Bien souvent le nouveau-né, prématuré ou non, est loin de ressembler non seulement au bébé imaginé par les parents au cours de la grossesse mais aussi à l'image du bébé véhiculée par les médias à destination des futurs parents. Il en découle alors un travail psychique plus ou moins important pour les parents afin que ceux-ci puissent (re)connaître leur bébé et faire le lien entre "l'enfant du dedans", ce bébé imaginé, et "l'enfant du dehors" le bébé qui vient de naître, pour reprendre les termes du Professeur de Psychologie Clinique Sylvain Missonnier.

Lorsqu'un un bébé naît prématurément, ce travail psychique est d'autant plus compliqué. En effet, si la notion de prématurité est connue et on en a déjà entendu parler, il reste difficile de se représenter "ce à quoi ressemble" un bébé prématuré. Aussi les parents rencontrés expriment bien souvent le fait d'avoir été "impressionnés" voir "choqués" à la vue de ce bébé "qui devrait être encore caché". Si les machines, sondes, perfusions qui entourent le bébé tiennent un rôle non négligeable dans cette difficulté à se le représenter, c'est à dire se faire une image mentale du bébé, les paroles des parents mettent néanmoins plus en avant l'image du corps de leur bébé difficile à mettre en lien avec du "déjà vu, déjà imaginé"; ceci pouvant alors in fine, complexifier la mise en sens de l'événement qu'ils viennent de vivre.

"Je me sens hors du temps.........hors de ma vie"

Ce ressenti apparaît souvent dans les récits des parents, et notamment des mamans, lorsque ces dernières doivent faire face à un choix impossible qui finalement n'en est pas un : passer le plus de temps possible avec bébé hospitalisé et continuer à être présente pour les autres membres de la famille. Cette impression d'être "coupée en deux", "partout et nulle part à la fois" peut entraîner beaucoup de culpabilité à travers un sentiment "de n'être jamais complètement là".

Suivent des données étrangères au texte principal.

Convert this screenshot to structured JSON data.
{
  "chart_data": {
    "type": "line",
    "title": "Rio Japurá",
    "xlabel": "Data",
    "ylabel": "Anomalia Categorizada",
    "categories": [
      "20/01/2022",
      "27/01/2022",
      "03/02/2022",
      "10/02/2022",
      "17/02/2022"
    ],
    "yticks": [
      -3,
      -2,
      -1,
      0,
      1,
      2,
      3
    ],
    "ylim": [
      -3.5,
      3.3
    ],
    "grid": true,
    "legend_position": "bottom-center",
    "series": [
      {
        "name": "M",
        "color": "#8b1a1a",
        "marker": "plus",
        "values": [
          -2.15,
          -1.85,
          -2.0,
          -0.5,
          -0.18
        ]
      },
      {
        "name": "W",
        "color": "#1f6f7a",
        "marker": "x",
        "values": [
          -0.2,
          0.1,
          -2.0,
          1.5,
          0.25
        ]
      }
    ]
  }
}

Le rythme quotidien des visites en néonat "qui enferme comme dans une bulle avec bébé où plus rien n'existe" et le retour le soir à la maison "où on essaie de rattraper le temps d'absence" plonge les mamans dans une course effrénée où elles finissent par s'oublier. Une course contre la montre qui parfois peut amener à ressentir de la colère contre le papa, lorsqu'il reprend le chemin du travail "pour qui finalement la vie continue comme avant, il a repris le travail, voit ses collègues...comme avant". Cette phrase, de cette maman dont le bébé est hospitalisé depuis plusieurs semaines, montre bien à quel point ce qu'elle vit vient faire rupture avec sa vie, et avec ce à quoi elle s'attendait.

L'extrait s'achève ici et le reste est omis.